A few years ago I conducted a little experiment in order to ascertain my young kids’ sophistication level regarding money. Essentially, I subjected my then-9-year-old daughter, Nina, and 11-year-old son, Matthew, to a detailed loan interview with the Bank of Dad.
The interview basically revealed that my kids were, understandably, still rookies in the world of personal finance and money management.
As a parent, it is extremely important to me that they know how to manage their personal finances before they eventually spread their wings and fly away to start their own lives.
At the very least, I want my kids to be able to manage their personal finances better than most politicians oversee national budgets.
I know what you’re thinking: Gee, Len, you’re not setting the bar very high.
That’s true. But as Mr. Miyagi told Daniel-san in The Karate Kid, “First learn stand, then learn fly.” Indeed, Mr. Miyagi. But I digress.
The Art of Bookkeeping
To help my kids learn about money management I decided to teach them the art of bookkeeping (which happens to be the only word in the English language spelled with three consecutive sets of double letters).
For managing personal finances, a single-entry system such as a checking account register is all that is required. My kids use a slightly modified system which is no more complicated, but better geared for their needs.
Yes, I could use spreadsheet software, but for this task I have my kids going old-school; they each have their own small composition book, like the kind you might have used in high school, as a ledger. Here’s how it works:
Instead of getting a fixed allowance each week, my kids have a list of chores that they are responsible for doing. Some chores can be done on a daily basis, others less often. Each chore has a “wage” assigned to it. For example, making the bed is worth a quarter, pulling weeds is worth two bucks, etc.

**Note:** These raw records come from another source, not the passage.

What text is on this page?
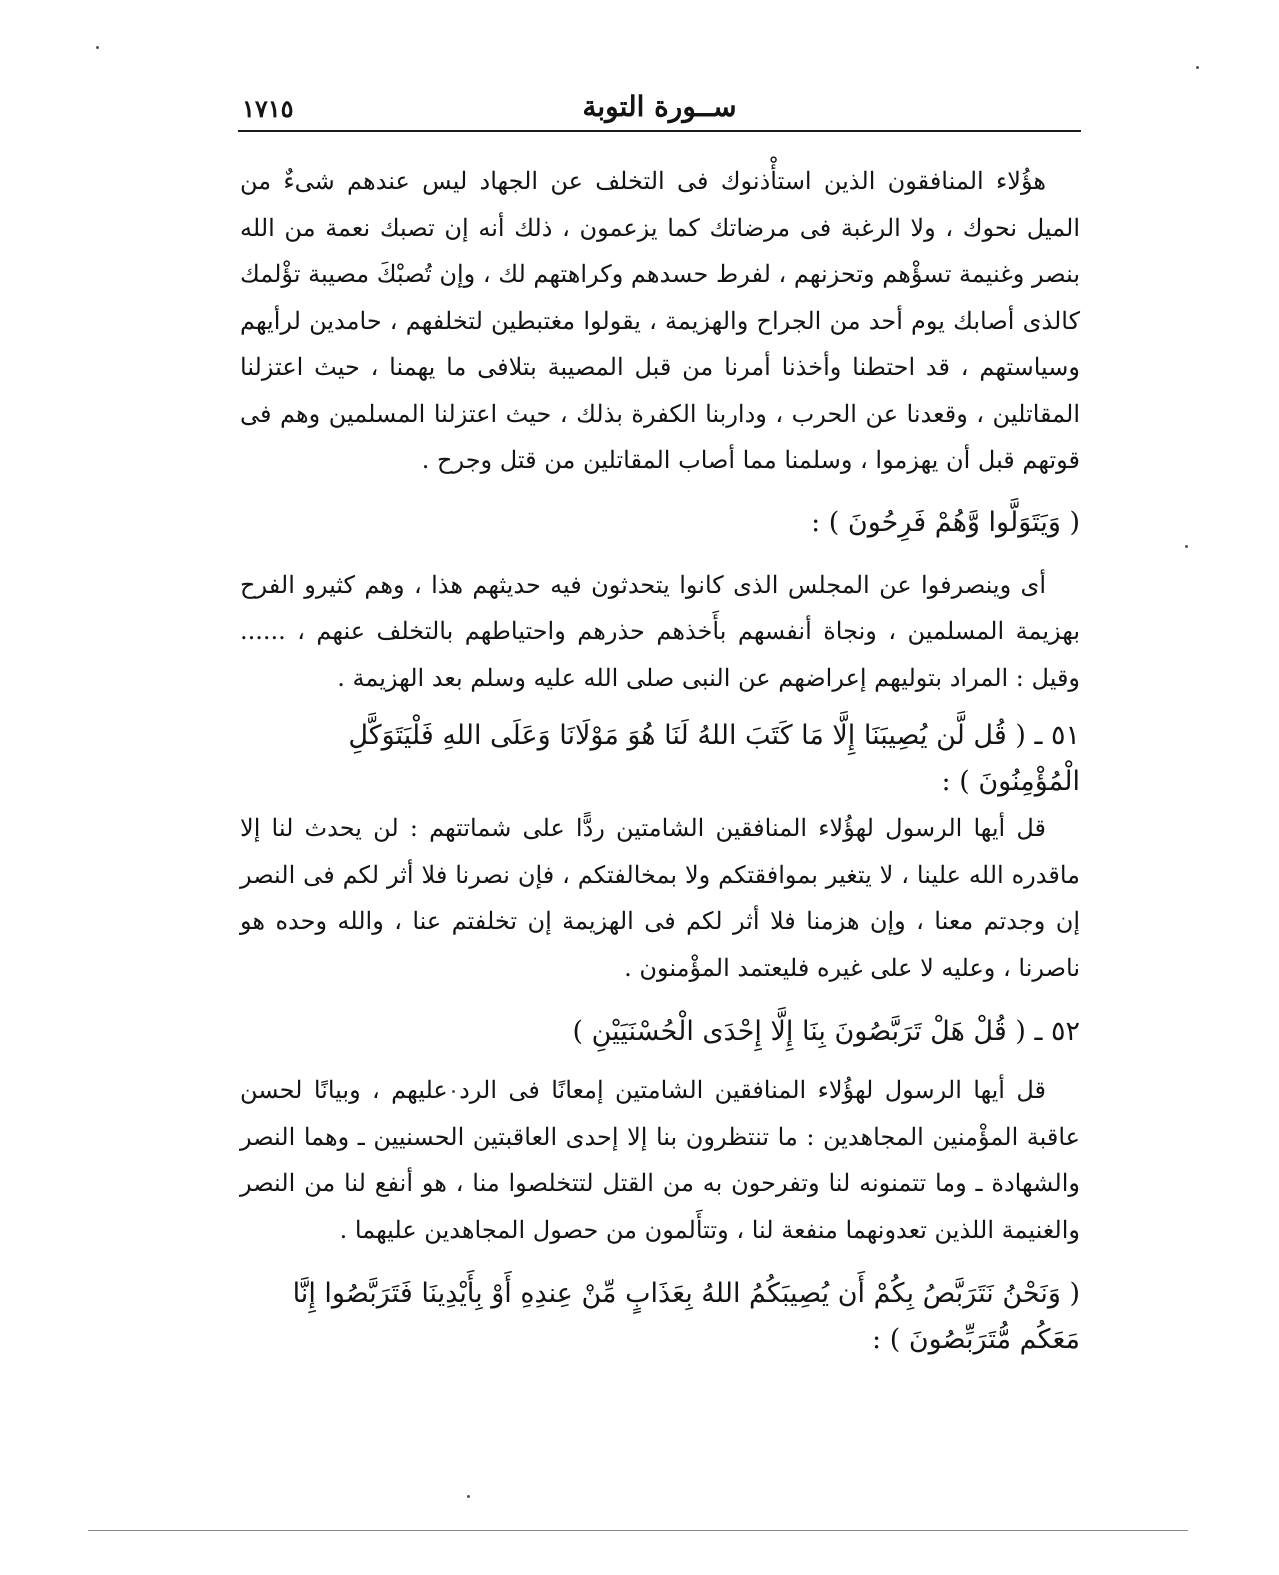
١٧١٥	ســورة التوبة

هؤُلاء المنافقون الذين استأْذنوك فى التخلف عن الجهاد ليس عندهم شىءٌ من الميل نحوك ، ولا الرغبة فى مرضاتك كما يزعمون ، ذلك أنه إن تصبك نعمة من الله بنصر وغنيمة تسؤْهم وتحزنهم ، لفرط حسدهم وكراهتهم لك ، وإن تُصبْكَ مصيبة تؤْلمك كالذى أصابك يوم أحد من الجراح والهزيمة ، يقولوا مغتبطين لتخلفهم ، حامدين لرأيهم وسياستهم ، قد احتطنا وأخذنا أمرنا من قبل المصيبة بتلافى ما يهمنا ، حيث اعتزلنا المقاتلين ، وقعدنا عن الحرب ، وداربنا الكفرة بذلك ، حيث اعتزلنا المسلمين وهم فى قوتهم قبل أن يهزموا ، وسلمنا مما أصاب المقاتلين من قتل وجرح .

( وَيَتَوَلَّوا وَّهُمْ فَرِحُونَ ) :

أى وينصرفوا عن المجلس الذى كانوا يتحدثون فيه حديثهم هذا ، وهم كثيرو الفرح بهزيمة المسلمين ، ونجاة أنفسهم بأَخذهم حذرهم واحتياطهم بالتخلف عنهم ، ...... وقيل : المراد بتوليهم إعراضهم عن النبى صلى الله عليه وسلم بعد الهزيمة .

٥١ ـ ( قُل لَّن يُصِيبَنَا إِلَّا مَا كَتَبَ اللهُ لَنَا هُوَ مَوْلَانَا وَعَلَى اللهِ فَلْيَتَوَكَّلِ الْمُؤْمِنُونَ ) :

قل أيها الرسول لهؤُلاء المنافقين الشامتين ردًّا على شماتتهم : لن يحدث لنا إلا ماقدره الله علينا ، لا يتغير بموافقتكم ولا بمخالفتكم ، فإن نصرنا فلا أثر لكم فى النصر إن وجدتم معنا ، وإن هزمنا فلا أثر لكم فى الهزيمة إن تخلفتم عنا ، والله وحده هو ناصرنا ، وعليه لا على غيره فليعتمد المؤْمنون .

٥٢ ـ ( قُلْ هَلْ تَرَبَّصُونَ بِنَا إِلَّا إِحْدَى الْحُسْنَيَيْنِ )

قل أيها الرسول لهؤُلاء المنافقين الشامتين إمعانًا فى الرد عليهم ، وبيانًا لحسن عاقبة المؤْمنين المجاهدين : ما تنتظرون بنا إلا إحدى العاقبتين الحسنيين ـ وهما النصر والشهادة ـ وما تتمنونه لنا وتفرحون به من القتل لتتخلصوا منا ، هو أنفع لنا من النصر والغنيمة اللذين تعدونهما منفعة لنا ، وتتأَلمون من حصول المجاهدين عليهما .

( وَنَحْنُ نَتَرَبَّصُ بِكُمْ أَن يُصِيبَكُمُ اللهُ بِعَذَابٍ مِّنْ عِندِهِ أَوْ بِأَيْدِينَا فَتَرَبَّصُوا إِنَّا مَعَكُم مُّتَرَبِّصُونَ ) :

When the kids complete a chore on the list, they enter the activity into their personal ledger book in black ink. The entry is then initialed by either Mom or Dad; our signature not only ensures quality control (is the bed really made, or are the covers just thrown over the top of the bed), but also guards against phantom entries being recorded into the books.
Each composition book is divided into six columns as shown in the example below. Inside the front cover of the ledger is a list of their chores and the corresponding pay for each task. This avoids any disputes between, um, employees and management.

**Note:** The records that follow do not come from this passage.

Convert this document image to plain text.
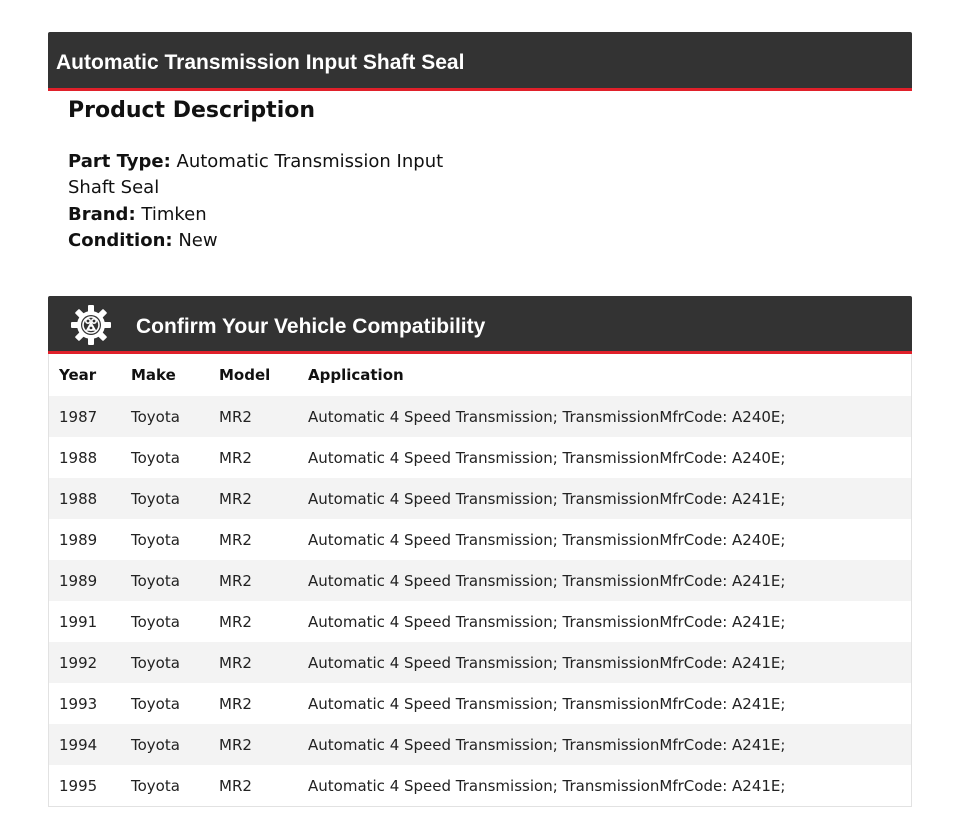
Automatic Transmission Input Shaft Seal
Product Description
Part Type: Automatic Transmission Input Shaft Seal
Brand: Timken
Condition: New
Confirm Your Vehicle Compatibility
Year	Make	Model	Application
1987	Toyota	MR2	Automatic 4 Speed Transmission; TransmissionMfrCode: A240E;
1988	Toyota	MR2	Automatic 4 Speed Transmission; TransmissionMfrCode: A240E;
1988	Toyota	MR2	Automatic 4 Speed Transmission; TransmissionMfrCode: A241E;
1989	Toyota	MR2	Automatic 4 Speed Transmission; TransmissionMfrCode: A240E;
1989	Toyota	MR2	Automatic 4 Speed Transmission; TransmissionMfrCode: A241E;
1991	Toyota	MR2	Automatic 4 Speed Transmission; TransmissionMfrCode: A241E;
1992	Toyota	MR2	Automatic 4 Speed Transmission; TransmissionMfrCode: A241E;
1993	Toyota	MR2	Automatic 4 Speed Transmission; TransmissionMfrCode: A241E;
1994	Toyota	MR2	Automatic 4 Speed Transmission; TransmissionMfrCode: A241E;
1995	Toyota	MR2	Automatic 4 Speed Transmission; TransmissionMfrCode: A241E;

The ledger gives my kids an up-to-the-minute accounting of their current financial situation. When Matthew or Nina is ready to make a withdrawal they enter the amount of money they want in their ledger’s debit column using red ink. The kids are then promptly paid by The Bank of Dad. Upon payment they are also asked to sign their names on the ledger sheet to verify that they received the money.

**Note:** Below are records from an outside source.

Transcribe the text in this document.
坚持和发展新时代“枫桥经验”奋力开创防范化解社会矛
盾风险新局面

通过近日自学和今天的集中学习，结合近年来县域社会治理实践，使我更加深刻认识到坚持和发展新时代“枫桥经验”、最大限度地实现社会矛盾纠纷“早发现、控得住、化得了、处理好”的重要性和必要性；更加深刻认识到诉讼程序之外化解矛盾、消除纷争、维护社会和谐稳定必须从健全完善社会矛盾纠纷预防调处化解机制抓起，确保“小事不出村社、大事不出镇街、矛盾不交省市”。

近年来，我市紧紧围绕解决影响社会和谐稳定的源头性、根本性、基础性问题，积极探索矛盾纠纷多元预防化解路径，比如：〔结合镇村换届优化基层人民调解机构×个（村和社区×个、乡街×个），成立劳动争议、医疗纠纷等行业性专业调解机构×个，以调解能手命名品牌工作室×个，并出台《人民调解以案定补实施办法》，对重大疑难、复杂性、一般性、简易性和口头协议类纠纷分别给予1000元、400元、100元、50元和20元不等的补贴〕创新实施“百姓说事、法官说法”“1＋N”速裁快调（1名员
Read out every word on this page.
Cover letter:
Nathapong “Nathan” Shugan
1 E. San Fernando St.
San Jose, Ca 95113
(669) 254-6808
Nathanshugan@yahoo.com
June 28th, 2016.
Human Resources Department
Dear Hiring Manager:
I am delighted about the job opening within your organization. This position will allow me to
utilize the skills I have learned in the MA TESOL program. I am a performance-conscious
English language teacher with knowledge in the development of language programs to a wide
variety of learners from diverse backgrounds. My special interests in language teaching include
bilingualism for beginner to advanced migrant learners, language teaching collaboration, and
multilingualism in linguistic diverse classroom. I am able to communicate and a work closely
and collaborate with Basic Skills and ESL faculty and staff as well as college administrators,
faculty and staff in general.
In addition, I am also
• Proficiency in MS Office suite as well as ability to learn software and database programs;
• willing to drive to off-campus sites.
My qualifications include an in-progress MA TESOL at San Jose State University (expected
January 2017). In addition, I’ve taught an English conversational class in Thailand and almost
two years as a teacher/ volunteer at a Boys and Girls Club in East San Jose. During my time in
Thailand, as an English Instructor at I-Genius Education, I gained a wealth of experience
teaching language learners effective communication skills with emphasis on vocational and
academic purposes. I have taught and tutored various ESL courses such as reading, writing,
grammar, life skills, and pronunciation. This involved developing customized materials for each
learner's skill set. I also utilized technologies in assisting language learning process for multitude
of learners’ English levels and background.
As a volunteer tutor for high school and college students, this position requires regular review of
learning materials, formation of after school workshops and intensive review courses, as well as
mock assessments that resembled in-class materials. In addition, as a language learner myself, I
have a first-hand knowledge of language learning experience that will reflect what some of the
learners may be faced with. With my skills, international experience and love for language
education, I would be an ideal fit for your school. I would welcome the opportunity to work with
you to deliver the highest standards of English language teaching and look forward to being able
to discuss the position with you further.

Reward Saving … and Penalize Borrowing
To encourage saving, Matthew and Nina are given a 25 percent bonus on the last day of each month on the net money saved for the month, after withdrawals. Of course, this bonus is recorded in the ledger as a “savings bonus.”
To encourage responsible borrowing, my kids are also permitted to withdraw more money than they have in their account — in essence, a loan from the Bank of Dad. However, the kids are charged 25 percent interest on their outstanding negative balance. The first interest payment is applied on the last day of each month, starting with the first full month their balance is in the red. Depending on when my kids take out their loan, they could have as many as 60 days to get their balance into positive territory before having to make an interest payment.
For example, if Matthew takes out a loan on any day in April that puts his balance in the red, he is given until the end of May to get back into the black. As long as he retires his loan before the end of May, he avoids an interest penalty. If not, I’d mark Matthew’s ledger with a nasty interest charge.
And that’s all there is to it.
Of course, you can modify and make any rules you want in implementing your own ledger project for your kids.
Because bookkeeping requires nothing more than basic addition and subtraction skills it can be done by kids as young as six- or seven-years-old. Both Matthew and Nina have been using this system for over three years now and it’s been a great success. They eagerly accepted the use of ledgers at a young age and quickly became adept at simple bookkeeping.
To this day, Nina takes great pride in keeping her ledger balance in the black; Matthew, not so much. But although Matthew still has trouble saving money, thanks to his ledger, he does at least fully understand the financial ramifications of borrowing.
Hey; it’s a start. First learn stand, then learn fly.
(This is an updated version of an article originally written on February 13, 2009.)